There are many good reasons to consider consolidating debt into your mortgage.
Consolidating debt can bring relief to your monthly budget by reducing your monthly obligation by extending the term or repayment period.
Mortgage loans carry the lowest interest rates because they are secured by an asset, your home. As a result, they are much less risky to lenders.
By lowering your monthly payment and combining multiple payments into one, you are more likely to make every payment on time and in full. This will improve your credit score, giving you greater options with lenders in the future.
There are three ways to consider debt consolidation mortgages.
Refinancing requires you to take your mortgage and consolidate it with your other debts into one loan of up to 80% of your home’s value. If your mortgage is not currently up for renewal, it may require you to break your current mortgage contract and incur a penalty. The penalty can range from three months’ interest with a variable mortgage to a more significant interest rate differential penalty with a fixed mortgage.
Home Equity Line of Credit
A HELOC is a line of credit that is secured by your home and allows you to access up to 80% of your home’s value less your outstanding mortgage balance. All HELOCs are variable mortgages and come with a slightly higher interest rate than a typical variable mortgage rate.
HELOCs give you the flexibility to access as much or as little of the equity as you wish when you need it. In addition, you are not required to pay down a portion of the loan principle each month. Instead, you pay only the interest monthly on the amount you have utilized. This arrangement is known as interest-only payments.

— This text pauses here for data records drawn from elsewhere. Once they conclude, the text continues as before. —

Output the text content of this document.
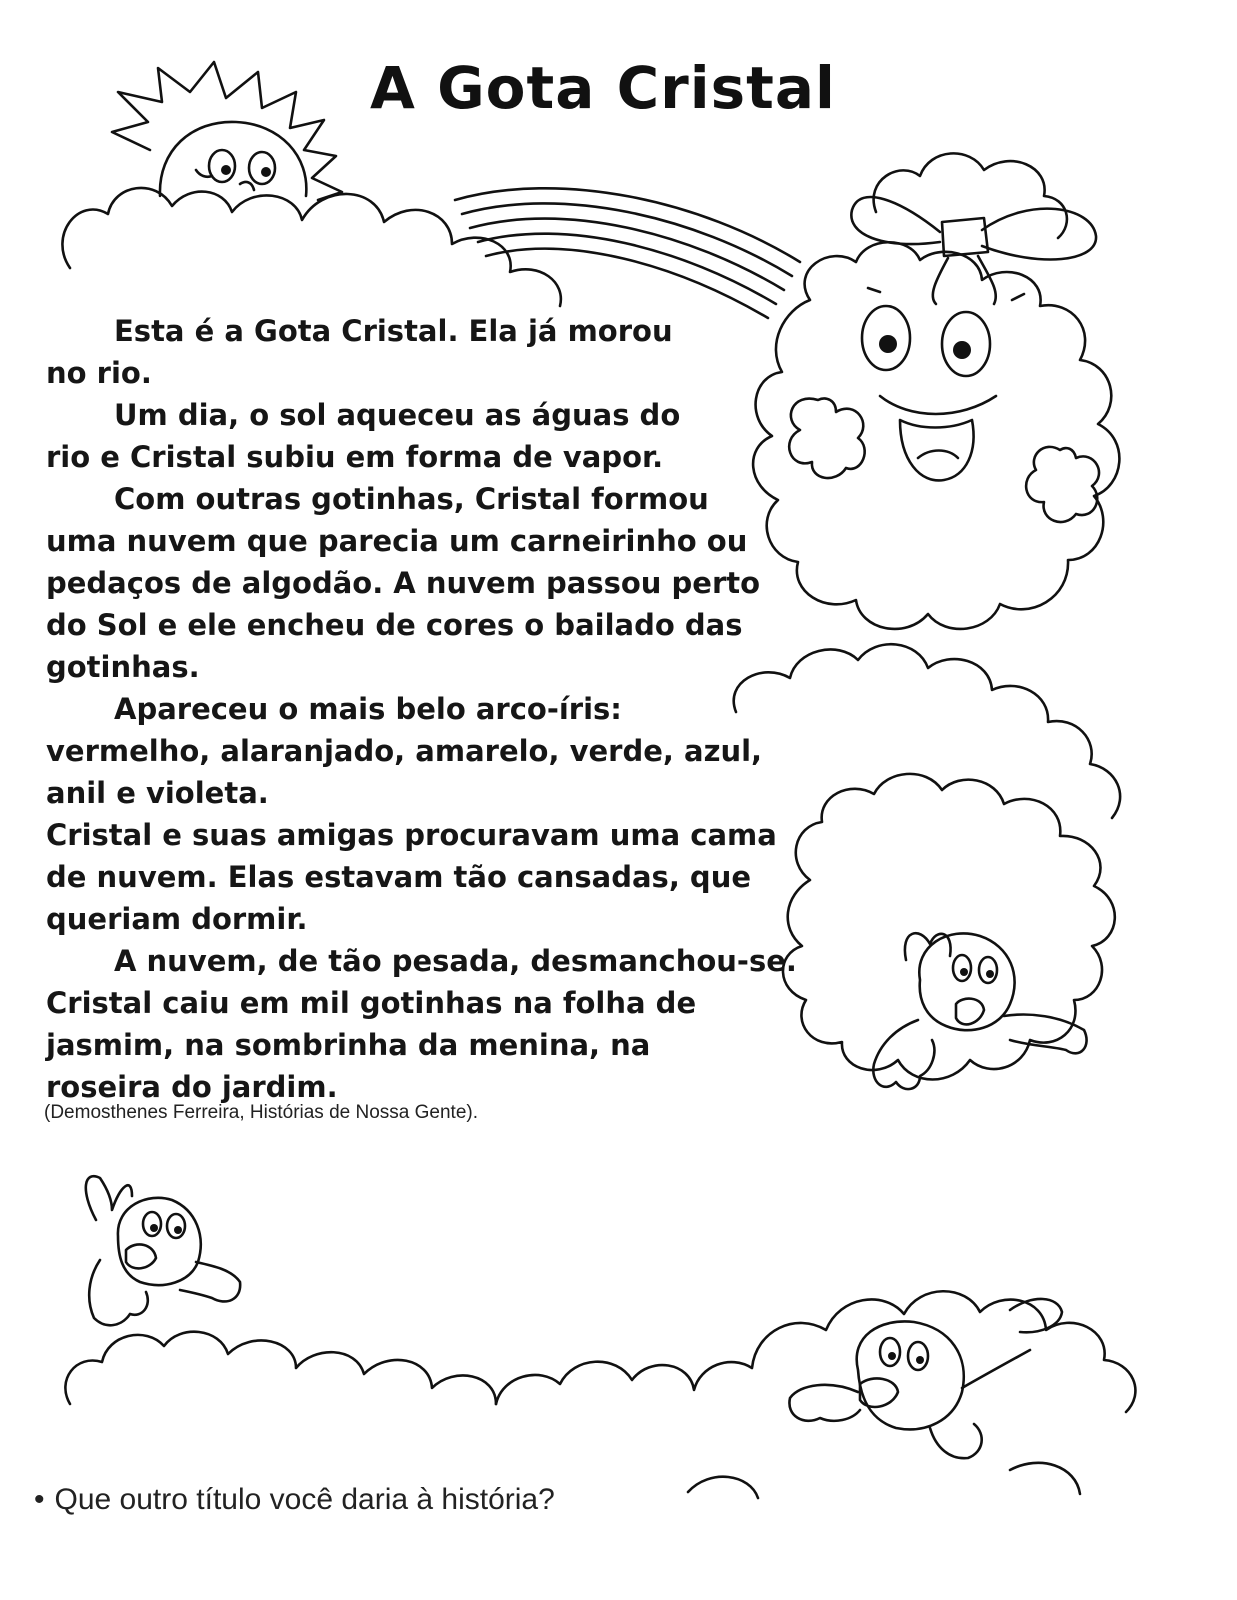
A Gota Cristal
Esta é a Gota Cristal. Ela já morou
no rio.
Um dia, o sol aqueceu as águas do
rio e Cristal subiu em forma de vapor.
Com outras gotinhas, Cristal formou
uma nuvem que parecia um carneirinho ou
pedaços de algodão. A nuvem passou perto
do Sol e ele encheu de cores o bailado das
gotinhas.
Apareceu o mais belo arco-íris:
vermelho, alaranjado, amarelo, verde, azul,
anil e violeta.
Cristal e suas amigas procuravam uma cama
de nuvem. Elas estavam tão cansadas, que
queriam dormir.
A nuvem, de tão pesada, desmanchou-se.
Cristal caiu em mil gotinhas na folha de
jasmim, na sombrinha da menina, na
roseira do jardim.
(Demosthenes Ferreira, Histórias de Nossa Gente).
• Que outro título você daria à história?
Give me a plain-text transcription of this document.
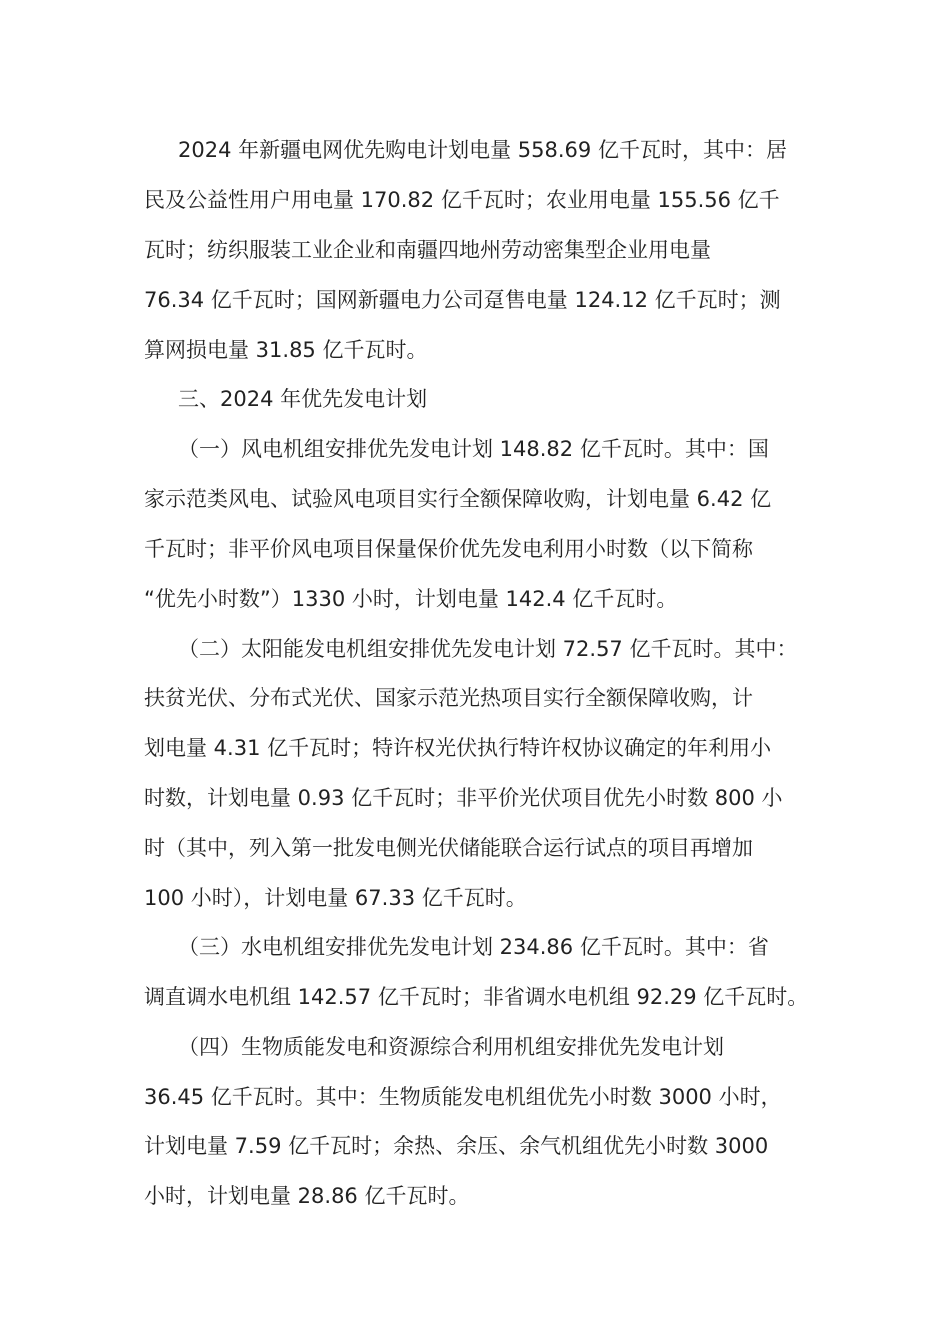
2024 年新疆电网优先购电计划电量 558.69 亿千瓦时，其中：居
民及公益性用户用电量 170.82 亿千瓦时；农业用电量 155.56 亿千
瓦时；纺织服装工业企业和南疆四地州劳动密集型企业用电量
76.34 亿千瓦时；国网新疆电力公司趸售电量 124.12 亿千瓦时；测
算网损电量 31.85 亿千瓦时。
三、2024 年优先发电计划
（一）风电机组安排优先发电计划 148.82 亿千瓦时。其中：国
家示范类风电、试验风电项目实行全额保障收购，计划电量 6.42 亿
千瓦时；非平价风电项目保量保价优先发电利用小时数（以下简称
“优先小时数”）1330 小时，计划电量 142.4 亿千瓦时。
（二）太阳能发电机组安排优先发电计划 72.57 亿千瓦时。其中：
扶贫光伏、分布式光伏、国家示范光热项目实行全额保障收购，计
划电量 4.31 亿千瓦时；特许权光伏执行特许权协议确定的年利用小
时数，计划电量 0.93 亿千瓦时；非平价光伏项目优先小时数 800 小
时（其中，列入第一批发电侧光伏储能联合运行试点的项目再增加
100 小时），计划电量 67.33 亿千瓦时。
（三）水电机组安排优先发电计划 234.86 亿千瓦时。其中：省
调直调水电机组 142.57 亿千瓦时；非省调水电机组 92.29 亿千瓦时。
（四）生物质能发电和资源综合利用机组安排优先发电计划
36.45 亿千瓦时。其中：生物质能发电机组优先小时数 3000 小时，
计划电量 7.59 亿千瓦时；余热、余压、余气机组优先小时数 3000
小时，计划电量 28.86 亿千瓦时。
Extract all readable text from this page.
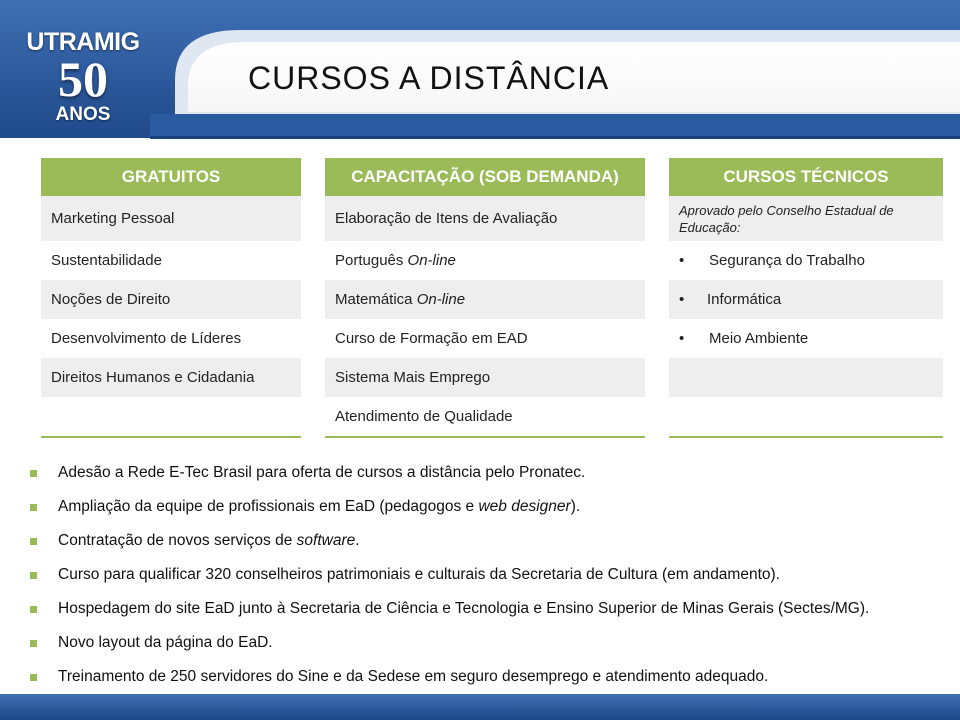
UTRAMIG
50
ANOS
CURSOS A DISTÂNCIA
GRATUITOS
Marketing Pessoal
Sustentabilidade
Noções de Direito
Desenvolvimento de Líderes
Direitos Humanos e Cidadania
CAPACITAÇÃO (SOB DEMANDA)
Elaboração de Itens de Avaliação
Português On-line
Matemática On-line
Curso de Formação em EAD
Sistema Mais Emprego
Atendimento de Qualidade
CURSOS TÉCNICOS
Aprovado pelo Conselho Estadual de Educação:
•	Segurança do Trabalho
•	Informática
•	Meio Ambiente
Adesão a Rede E-Tec Brasil para oferta de cursos a distância pelo Pronatec.
Ampliação da equipe de profissionais em EaD (pedagogos e web designer ).
Contratação de novos serviços de software .
Curso para qualificar 320 conselheiros patrimoniais e culturais da Secretaria de Cultura (em andamento).
Hospedagem do site EaD junto à Secretaria de Ciência e Tecnologia e Ensino Superior de Minas Gerais (Sectes/MG).
Novo layout da página do EaD.
Treinamento de 250 servidores do Sine e da Sedese em seguro desemprego e atendimento adequado.
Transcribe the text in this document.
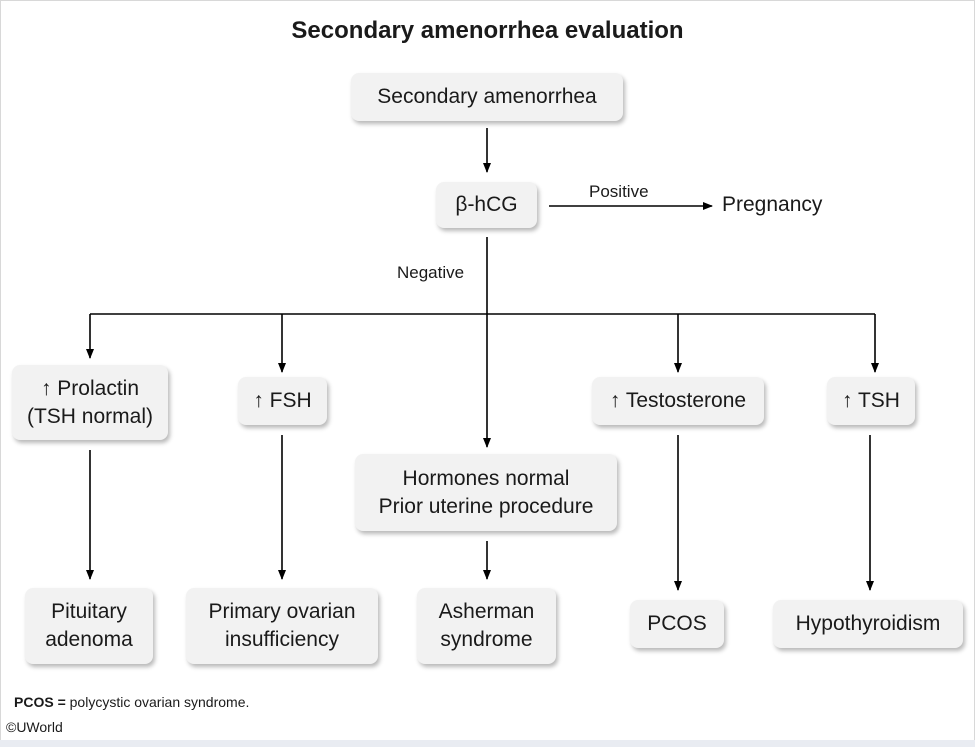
Secondary amenorrhea evaluation
Secondary amenorrhea
β-hCG
Positive
Pregnancy
Negative
↑ Prolactin
(TSH normal)
↑ FSH
Hormones normal
Prior uterine procedure
↑ Testosterone	↑ TSH
Pituitary
adenoma
Primary ovarian
insufficiency
Asherman
syndrome
PCOS	Hypothyroidism
PCOS = polycystic ovarian syndrome.
©UWorld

Although there are legal fees associated with registering a HELOC, adding a HELOC on top of your first mortgage could help you consolidate debts while avoiding costly refinancing penalties until your first mortgage matures.
Second mortgage options often carry higher mortgage rates and fees compared to traditional mortgages. Although not offered by all lenders, they can allow you to access more than 80% of your home’s value. If you are having difficulty qualifying for a larger loan with your existing lender, then a second mortgage may be a good option. While second mortgages do come with higher mortgage interest rates, these rates are still usually lower than those of credit cards and personal lines of credit. They may help you restructure your debts into more affordable payments while saving or improving your credit ratings.